Sede de Infinito

Infinito é o que se encontra para além de tudo, do conhecimento, da imaginação, do alcance da mão. Ter sede do que se encontra para lá da linha do horizonte é a imensa vontade de alcançar o que não vemos, o que não possuímos, o que não conhecemos, é por fim, uma forma de perseguir o saber e o conhecimento, se assim o desejarmos, conduzir o sonho através do tempo.

24 setembro, 2010

LEITURAS


Sentados a uma mesa da taberna A Catedral, o jornalista Santiago Zavala conversa com o seu amigo Ambrosio. Estamos em Lima, na época ditatorial do general Manuel A. Odría (1948-1956), e dessa conversa acompanhada de cerveja emerge um Peru cruel, corrupto, desesperançado, matéria-prima ideal, portanto, para um romance que só um grande jornalista e escritor como Vargas Llosa poderia ter produzido. Uma história esplêndida que reúne muitos dos ingredientes que fizeram a fama do autor peruano – as críticas ácidas, a irreverência, a rebeldia e o humor sarcástico.
Conversa n’A Catedral é a crónica de uma ditadura e da resistência possível graças à palavra. Uma aguda reflexão sobre a identidade latino-americana e sobre a perda da liberdade.
Um romance que, mais do que um marco na carreira literária do autor, é um ponto de referência inevitável na história da literatura universal.
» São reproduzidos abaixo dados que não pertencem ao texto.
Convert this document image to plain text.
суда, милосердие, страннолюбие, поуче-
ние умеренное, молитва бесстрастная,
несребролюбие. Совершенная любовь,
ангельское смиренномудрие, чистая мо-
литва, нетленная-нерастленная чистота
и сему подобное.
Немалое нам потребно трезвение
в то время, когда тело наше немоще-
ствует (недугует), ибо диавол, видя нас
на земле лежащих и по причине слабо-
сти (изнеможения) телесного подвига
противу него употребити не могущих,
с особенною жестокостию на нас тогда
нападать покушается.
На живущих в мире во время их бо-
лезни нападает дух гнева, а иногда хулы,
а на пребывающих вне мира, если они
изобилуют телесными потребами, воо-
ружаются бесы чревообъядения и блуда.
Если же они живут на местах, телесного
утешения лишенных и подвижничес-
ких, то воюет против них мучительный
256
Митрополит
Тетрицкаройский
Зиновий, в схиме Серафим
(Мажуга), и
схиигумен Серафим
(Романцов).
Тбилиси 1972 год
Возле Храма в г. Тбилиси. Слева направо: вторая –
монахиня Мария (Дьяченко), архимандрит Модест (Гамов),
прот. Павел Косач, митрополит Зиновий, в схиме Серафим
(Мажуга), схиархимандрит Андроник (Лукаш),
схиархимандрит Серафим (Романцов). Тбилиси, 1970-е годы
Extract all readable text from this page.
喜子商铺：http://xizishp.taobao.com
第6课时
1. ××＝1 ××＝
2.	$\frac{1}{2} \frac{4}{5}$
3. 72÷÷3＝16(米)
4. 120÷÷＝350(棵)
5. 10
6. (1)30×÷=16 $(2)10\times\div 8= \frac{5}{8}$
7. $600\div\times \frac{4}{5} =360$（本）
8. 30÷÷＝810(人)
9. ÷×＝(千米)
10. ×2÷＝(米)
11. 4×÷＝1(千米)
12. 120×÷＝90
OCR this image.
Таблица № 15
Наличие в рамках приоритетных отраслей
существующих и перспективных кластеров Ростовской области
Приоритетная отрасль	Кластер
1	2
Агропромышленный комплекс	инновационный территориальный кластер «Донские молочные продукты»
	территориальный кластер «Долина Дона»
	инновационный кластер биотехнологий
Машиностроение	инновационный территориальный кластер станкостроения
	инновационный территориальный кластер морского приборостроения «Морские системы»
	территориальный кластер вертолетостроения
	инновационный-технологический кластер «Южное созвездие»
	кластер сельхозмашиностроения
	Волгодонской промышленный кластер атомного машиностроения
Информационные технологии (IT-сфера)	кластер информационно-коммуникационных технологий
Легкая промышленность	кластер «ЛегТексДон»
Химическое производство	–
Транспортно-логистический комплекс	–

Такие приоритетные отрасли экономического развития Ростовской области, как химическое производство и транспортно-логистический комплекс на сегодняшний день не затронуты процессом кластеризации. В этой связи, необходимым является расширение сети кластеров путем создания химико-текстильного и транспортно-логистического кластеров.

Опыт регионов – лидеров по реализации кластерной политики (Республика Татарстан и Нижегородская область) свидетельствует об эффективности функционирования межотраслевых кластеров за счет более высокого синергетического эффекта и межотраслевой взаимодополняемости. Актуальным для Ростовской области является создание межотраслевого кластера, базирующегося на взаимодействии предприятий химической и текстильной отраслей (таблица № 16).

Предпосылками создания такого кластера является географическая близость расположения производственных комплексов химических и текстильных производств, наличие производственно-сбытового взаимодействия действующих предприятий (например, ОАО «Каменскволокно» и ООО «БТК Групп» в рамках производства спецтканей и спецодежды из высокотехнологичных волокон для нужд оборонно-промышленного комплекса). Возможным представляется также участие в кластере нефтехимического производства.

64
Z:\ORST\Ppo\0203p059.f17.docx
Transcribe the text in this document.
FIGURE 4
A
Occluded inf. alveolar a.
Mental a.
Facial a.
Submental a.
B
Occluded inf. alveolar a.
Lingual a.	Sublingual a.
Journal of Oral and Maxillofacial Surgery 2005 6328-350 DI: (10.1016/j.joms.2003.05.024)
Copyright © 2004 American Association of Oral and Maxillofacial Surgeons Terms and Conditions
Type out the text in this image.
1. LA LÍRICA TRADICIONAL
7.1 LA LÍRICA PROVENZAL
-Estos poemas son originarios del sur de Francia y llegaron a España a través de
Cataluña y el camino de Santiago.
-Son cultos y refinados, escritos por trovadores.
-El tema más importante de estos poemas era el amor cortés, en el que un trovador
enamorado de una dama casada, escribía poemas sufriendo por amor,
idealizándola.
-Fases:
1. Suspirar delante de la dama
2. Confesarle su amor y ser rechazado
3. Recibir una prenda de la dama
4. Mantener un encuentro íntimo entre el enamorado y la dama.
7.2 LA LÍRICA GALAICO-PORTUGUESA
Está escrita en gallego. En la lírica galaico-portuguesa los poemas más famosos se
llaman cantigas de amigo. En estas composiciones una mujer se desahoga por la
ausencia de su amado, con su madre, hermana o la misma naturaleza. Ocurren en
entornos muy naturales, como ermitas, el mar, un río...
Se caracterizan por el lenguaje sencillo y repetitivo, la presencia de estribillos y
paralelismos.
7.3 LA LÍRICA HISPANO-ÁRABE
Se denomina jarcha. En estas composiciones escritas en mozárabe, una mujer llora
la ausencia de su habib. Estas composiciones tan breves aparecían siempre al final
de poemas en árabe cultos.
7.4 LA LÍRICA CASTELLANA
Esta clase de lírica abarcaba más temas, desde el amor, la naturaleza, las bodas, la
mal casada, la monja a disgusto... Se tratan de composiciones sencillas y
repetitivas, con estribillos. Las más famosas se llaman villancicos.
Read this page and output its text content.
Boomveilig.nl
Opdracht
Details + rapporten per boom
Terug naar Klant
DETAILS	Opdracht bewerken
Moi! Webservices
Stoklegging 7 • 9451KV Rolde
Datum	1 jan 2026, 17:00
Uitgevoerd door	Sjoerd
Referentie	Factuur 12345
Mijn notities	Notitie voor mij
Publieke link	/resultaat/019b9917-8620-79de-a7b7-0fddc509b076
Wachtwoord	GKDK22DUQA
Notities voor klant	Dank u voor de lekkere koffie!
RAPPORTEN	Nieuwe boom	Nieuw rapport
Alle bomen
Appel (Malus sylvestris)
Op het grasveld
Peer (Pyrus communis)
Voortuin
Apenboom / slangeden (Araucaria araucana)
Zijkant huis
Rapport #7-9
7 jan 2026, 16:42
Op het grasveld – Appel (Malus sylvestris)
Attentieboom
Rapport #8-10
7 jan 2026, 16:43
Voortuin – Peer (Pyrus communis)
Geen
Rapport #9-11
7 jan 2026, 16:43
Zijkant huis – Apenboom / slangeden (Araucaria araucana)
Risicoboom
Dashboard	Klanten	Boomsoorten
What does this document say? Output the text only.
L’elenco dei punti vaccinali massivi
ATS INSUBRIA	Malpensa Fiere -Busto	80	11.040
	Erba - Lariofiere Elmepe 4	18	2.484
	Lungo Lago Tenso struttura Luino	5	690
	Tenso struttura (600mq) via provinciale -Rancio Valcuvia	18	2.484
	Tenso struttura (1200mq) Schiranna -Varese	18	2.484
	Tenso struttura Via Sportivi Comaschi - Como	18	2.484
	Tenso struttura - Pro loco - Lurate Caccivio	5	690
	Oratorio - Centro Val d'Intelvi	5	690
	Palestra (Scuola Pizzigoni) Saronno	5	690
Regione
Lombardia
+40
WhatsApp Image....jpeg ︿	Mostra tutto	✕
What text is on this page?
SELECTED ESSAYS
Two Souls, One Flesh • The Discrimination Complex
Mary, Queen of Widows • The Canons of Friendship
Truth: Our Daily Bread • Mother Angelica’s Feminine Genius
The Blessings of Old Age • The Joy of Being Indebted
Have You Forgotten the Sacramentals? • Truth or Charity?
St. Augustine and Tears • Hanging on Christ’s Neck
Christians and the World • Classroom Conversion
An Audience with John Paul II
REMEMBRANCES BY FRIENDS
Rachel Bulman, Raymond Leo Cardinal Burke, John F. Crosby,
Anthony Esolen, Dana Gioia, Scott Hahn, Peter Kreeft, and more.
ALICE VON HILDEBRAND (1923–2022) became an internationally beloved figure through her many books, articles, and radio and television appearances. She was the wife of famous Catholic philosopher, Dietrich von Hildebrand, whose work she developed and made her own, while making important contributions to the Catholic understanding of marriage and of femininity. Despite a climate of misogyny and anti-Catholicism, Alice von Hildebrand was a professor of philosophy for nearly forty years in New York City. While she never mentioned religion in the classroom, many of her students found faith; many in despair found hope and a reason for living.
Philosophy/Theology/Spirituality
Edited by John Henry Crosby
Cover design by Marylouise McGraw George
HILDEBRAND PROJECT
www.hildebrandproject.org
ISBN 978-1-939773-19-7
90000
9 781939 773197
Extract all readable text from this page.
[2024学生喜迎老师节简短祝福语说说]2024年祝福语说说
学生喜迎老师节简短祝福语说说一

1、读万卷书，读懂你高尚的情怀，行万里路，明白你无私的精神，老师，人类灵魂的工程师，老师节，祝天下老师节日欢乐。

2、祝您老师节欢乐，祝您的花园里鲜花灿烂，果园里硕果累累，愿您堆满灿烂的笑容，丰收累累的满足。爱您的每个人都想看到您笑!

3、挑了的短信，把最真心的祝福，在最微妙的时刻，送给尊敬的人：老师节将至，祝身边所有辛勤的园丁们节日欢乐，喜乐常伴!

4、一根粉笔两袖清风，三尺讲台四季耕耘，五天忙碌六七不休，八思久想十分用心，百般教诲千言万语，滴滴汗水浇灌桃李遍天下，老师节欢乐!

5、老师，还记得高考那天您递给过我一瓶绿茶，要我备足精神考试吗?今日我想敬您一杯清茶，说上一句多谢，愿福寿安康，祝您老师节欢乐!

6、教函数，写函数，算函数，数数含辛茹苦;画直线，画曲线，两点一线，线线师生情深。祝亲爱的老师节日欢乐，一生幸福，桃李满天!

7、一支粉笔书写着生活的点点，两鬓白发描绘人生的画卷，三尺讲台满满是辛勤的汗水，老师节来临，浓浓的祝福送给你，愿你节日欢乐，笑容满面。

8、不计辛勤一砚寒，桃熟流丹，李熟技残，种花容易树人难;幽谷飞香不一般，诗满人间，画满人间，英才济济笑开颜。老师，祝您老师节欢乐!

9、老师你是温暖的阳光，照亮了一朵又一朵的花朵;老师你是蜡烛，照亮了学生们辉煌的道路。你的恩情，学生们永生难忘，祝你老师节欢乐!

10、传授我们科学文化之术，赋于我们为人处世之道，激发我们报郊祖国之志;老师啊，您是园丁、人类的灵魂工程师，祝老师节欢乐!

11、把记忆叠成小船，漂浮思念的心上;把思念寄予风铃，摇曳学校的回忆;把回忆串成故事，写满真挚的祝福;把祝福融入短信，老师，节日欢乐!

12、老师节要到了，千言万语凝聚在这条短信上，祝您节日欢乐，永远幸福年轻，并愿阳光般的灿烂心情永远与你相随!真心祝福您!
Escrito em 1969, Conversa n’A Catedral é composto por quatro histórias estilisticamente independentes que têm como fio condutor a conversa mantida entre dois amigos. O jornalista Santiago Zavala, também chamado Zavalita, e o seu amigo Ambrosio conversam numa tabela frequentada por gente pobre chamada A Catedral. Estamos em Lima, no Peru da época ditatorial do general Manuel A. Odría, e umas quantas cervejas e um rio de palavras ditas livremente servem de resposta à mordaça da ditadura.
Santiago Zavala, filho de um empresário colaboracionista com a ditadura, empenha-se em estudar na Universidade de San Marcos, sentindo na própria pele a perseguição e as represálias que sofrem os opositores do regime. Por outro lado, Ambrosio, um negro vindo da tranquila cidade de Chincha, trata de ganhar a vida como pode e tenta a sua sorte com um velho conhecido dos tempos de infância, Cayo Bermúdez, braço direito do primeiro-ministro.
Histórias cruzadas, diálogos inteligentes e um olhar profundo sobre todo o «maquinismo da corrupção» que a ditadura cria, a indolência dos dirigentes e a impotência dos cidadãos quando carecem de cultura democrática, são neste romance magistralmente retratados com um estilo e uma técnica narrativa que serão, quem sabe, a máxima expressão do escritor peruano.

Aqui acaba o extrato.